Camille Gourdan

Portrait chinois

Si j'étais une heure de la journée : 
7h du matin, le réveil du monde, entre rosée et yeux collés. 
Un moment fragile où tout peut encore basculer. L’instant suspendu entre le rêve et le réel, où la lumière effleure sans brusquer.

Si j'étais un pouvoir qui changerait subtilement le monde, quel serait-il ? 
La capacité d’amener chacun à ralentir.
À sentir pleinement une couleur, un souffle d’air, une présence. Un pouvoir discret : restaurer l’attention au presque rien.

Si j'étais un message dans une bouteille trouvée sur une plage déserte, il dirait :
Rien ne presse. Regarde comme le sable garde trace de l’absence.

Si j'étais une bibliothèque de rêves non réalisés, 
la sélection la plus fournie serait :

Celle des voyages dans des lieux inconnus qui ressemblent à des souvenirs.
Des maisons qu’on n’a jamais habitées, des vies rêvées dans d’autres corps, d’autres langues, d’autres époques.

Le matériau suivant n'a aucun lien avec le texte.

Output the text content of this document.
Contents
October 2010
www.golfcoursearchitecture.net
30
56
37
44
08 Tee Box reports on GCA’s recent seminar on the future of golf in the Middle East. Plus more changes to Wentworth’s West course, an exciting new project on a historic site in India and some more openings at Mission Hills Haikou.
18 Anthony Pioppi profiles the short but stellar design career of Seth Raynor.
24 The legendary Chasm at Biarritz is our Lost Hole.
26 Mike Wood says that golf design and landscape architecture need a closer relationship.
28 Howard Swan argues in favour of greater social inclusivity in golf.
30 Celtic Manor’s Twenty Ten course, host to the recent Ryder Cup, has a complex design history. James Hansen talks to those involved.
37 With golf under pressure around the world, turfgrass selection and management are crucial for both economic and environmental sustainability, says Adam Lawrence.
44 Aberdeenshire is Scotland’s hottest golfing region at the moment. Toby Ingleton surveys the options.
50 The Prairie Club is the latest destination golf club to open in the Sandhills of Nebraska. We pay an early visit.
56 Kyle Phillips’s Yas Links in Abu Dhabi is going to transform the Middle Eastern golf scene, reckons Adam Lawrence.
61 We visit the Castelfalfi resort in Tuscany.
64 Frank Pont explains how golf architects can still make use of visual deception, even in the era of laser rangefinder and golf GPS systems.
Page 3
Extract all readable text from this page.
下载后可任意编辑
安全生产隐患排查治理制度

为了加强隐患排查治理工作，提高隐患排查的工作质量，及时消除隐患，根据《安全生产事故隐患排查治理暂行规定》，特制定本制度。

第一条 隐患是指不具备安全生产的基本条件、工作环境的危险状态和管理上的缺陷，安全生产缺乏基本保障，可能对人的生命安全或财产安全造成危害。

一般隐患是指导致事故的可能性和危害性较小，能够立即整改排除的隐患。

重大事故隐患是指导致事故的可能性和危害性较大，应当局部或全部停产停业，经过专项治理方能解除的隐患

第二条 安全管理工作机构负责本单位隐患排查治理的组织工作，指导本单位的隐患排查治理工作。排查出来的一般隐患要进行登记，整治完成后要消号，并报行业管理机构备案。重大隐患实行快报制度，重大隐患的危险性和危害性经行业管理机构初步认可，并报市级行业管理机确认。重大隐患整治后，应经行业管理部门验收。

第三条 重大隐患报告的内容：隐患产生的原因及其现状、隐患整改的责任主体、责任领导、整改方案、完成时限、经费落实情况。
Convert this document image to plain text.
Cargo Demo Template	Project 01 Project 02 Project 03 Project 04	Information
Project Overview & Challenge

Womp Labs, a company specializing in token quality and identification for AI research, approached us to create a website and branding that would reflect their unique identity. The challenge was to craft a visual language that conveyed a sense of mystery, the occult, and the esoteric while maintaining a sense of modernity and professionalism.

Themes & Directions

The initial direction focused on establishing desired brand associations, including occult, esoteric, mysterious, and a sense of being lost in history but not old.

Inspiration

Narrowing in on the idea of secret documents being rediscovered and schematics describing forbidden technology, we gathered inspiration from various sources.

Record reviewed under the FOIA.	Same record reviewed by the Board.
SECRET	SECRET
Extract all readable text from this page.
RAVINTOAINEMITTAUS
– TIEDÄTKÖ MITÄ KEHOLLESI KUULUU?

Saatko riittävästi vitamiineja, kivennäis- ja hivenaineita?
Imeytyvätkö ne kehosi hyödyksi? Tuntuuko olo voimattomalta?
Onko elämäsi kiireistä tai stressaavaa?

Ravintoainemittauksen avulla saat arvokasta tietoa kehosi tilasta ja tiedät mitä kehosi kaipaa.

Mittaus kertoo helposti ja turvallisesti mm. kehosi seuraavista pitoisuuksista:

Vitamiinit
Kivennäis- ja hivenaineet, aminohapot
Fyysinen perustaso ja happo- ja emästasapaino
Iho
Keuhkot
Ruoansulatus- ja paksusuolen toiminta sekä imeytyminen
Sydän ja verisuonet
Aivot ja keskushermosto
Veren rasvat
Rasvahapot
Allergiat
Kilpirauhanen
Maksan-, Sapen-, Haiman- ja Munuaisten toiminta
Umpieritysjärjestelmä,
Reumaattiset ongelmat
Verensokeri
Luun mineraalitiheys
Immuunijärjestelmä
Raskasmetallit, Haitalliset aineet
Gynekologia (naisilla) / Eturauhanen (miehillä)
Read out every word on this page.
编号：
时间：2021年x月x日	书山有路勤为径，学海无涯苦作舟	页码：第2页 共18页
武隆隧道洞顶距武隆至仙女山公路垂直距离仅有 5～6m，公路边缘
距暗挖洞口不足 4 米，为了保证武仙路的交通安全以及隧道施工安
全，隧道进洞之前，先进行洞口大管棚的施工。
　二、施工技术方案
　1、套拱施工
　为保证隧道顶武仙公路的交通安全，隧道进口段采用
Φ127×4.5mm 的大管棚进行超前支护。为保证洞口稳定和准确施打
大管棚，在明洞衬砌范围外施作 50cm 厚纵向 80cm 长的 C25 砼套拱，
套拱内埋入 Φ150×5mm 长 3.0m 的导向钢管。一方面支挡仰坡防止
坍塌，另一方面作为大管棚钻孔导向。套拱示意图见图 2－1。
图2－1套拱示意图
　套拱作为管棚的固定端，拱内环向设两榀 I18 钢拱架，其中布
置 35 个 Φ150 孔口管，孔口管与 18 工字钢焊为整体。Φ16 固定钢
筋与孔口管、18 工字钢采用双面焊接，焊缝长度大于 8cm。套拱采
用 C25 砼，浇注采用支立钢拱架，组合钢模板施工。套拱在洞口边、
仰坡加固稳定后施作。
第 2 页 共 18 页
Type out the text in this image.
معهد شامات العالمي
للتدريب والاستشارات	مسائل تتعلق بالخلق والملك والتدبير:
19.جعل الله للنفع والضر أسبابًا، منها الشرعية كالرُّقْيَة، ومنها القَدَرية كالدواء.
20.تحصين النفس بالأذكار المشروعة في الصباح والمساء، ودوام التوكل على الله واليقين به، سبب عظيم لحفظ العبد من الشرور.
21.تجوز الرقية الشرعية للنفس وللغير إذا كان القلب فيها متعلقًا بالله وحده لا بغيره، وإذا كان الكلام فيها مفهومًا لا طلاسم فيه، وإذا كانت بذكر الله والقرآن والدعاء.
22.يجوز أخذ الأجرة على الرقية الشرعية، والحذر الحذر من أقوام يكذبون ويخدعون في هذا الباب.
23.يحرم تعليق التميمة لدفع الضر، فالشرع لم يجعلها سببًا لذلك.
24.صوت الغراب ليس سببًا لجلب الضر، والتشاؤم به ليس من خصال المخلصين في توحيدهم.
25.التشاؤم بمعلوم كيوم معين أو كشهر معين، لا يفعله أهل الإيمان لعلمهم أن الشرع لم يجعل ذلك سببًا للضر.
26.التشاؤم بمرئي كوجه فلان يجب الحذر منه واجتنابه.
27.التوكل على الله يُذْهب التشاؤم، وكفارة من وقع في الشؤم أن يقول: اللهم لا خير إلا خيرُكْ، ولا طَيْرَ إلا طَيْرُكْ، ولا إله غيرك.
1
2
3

Si j'étais une œuvre d'art : 
Semeuse d’étoiles - Papa Ibra Tall - 1970.  

Ma musique du moment :


 


"FIGURES"

 

“C’est à la fois une image et une énigme : des corps qui soutiennent, des silhouettes marquées par un poids, des êtres dont la posture raconte ce qu’on porte et ce qu’on tait. Porter, c’est habiter. C’est traverser le monde en tenant l’équilibre - entre ce qui est à soi et ce que l’on tient pour les autres. C’est une architecture”.

La série Figures explore les lignes de tension entre corps, poids et espace. Elle met en scène des figures humaines aux visages souvent dissimulés, traversées par une mise en scène plastique intense où la couleur agit comme un principe de structure autant que d’affect. Porter, c’est habiter. C’est traverser le monde en tenant l’équilibre - entre ce qui est à soi et ce que l’on tient pour les autres.

Il s’agit de ma toute première série réalisée à Dakar en 2022, dans les premières semaines qui ont suivi mon installation. Elle est en étroite collaboration avec Franstel Odicky, un personnage qui a su transformer ma vision artistique du monde.

Chaque image convoque un corps debout, sculptural, qui porte. Une bassine, des jerricans, une coiffe, un filet. Objets ordinaires, redéployés ici comme des signifiants puissants, ambigus. La posture est droite, parfois majestueuse, parfois vacillante. On ne sait jamais si ces personnages s’élèvent ou s’effondrent. La verticalité est constante, mais la stabilité est toujours en question. Ce sont des présences silencieuses, intensément incarnées, dont les visages sont voilés, filtrés, recouverts. Ce flou identitaire, partiel ou total, ne les efface pas, au contraire : il les rend plus universelles. Il permet au spectateur de projeter ses propres récits, de voir dans ces corps une allégorie contemporaine du porteur : celui ou celle qui soutient, endure, assume, dissimule. Une métaphore.

La photographie opère ici comme un espace, l’interstice du geste, du sens, de l’identité. Chaque image s’arrête dans un instant ambigu, comme une scène rituelle, une énigme visuelle. Il y a dans cette série une forme de théâtre muet où la matière - lumière, couleur, textile, plastique - devient langage. Le choix des couleurs primaires (bleu, rouge, jaune) - franches, saturées, souvent complémentaires - donne à l’ensemble une intensité picturale que l’on peut retrouver dans les grandes tapisseries de Papa Ibra Tall, notamment La semeuse d’étoile, une oeuvre m’ayant particulièrement touché. Elles ne servent pas seulement à séduire l’œil, elles construisent un rythme, une tension, une dramaturgie chromatique. Cette présence de la couleur, presque tactile, tente d’évoquer autant la peinture que la scénographie.

On pourrait dire que Figures interroge la portée. Ce que l’on porte, ce que l’on transporte, ce que l’on cache. Les charges visibles et invisibles. La dignité du port. Le poids des représentations. Le fardeau comme ligne esthétique.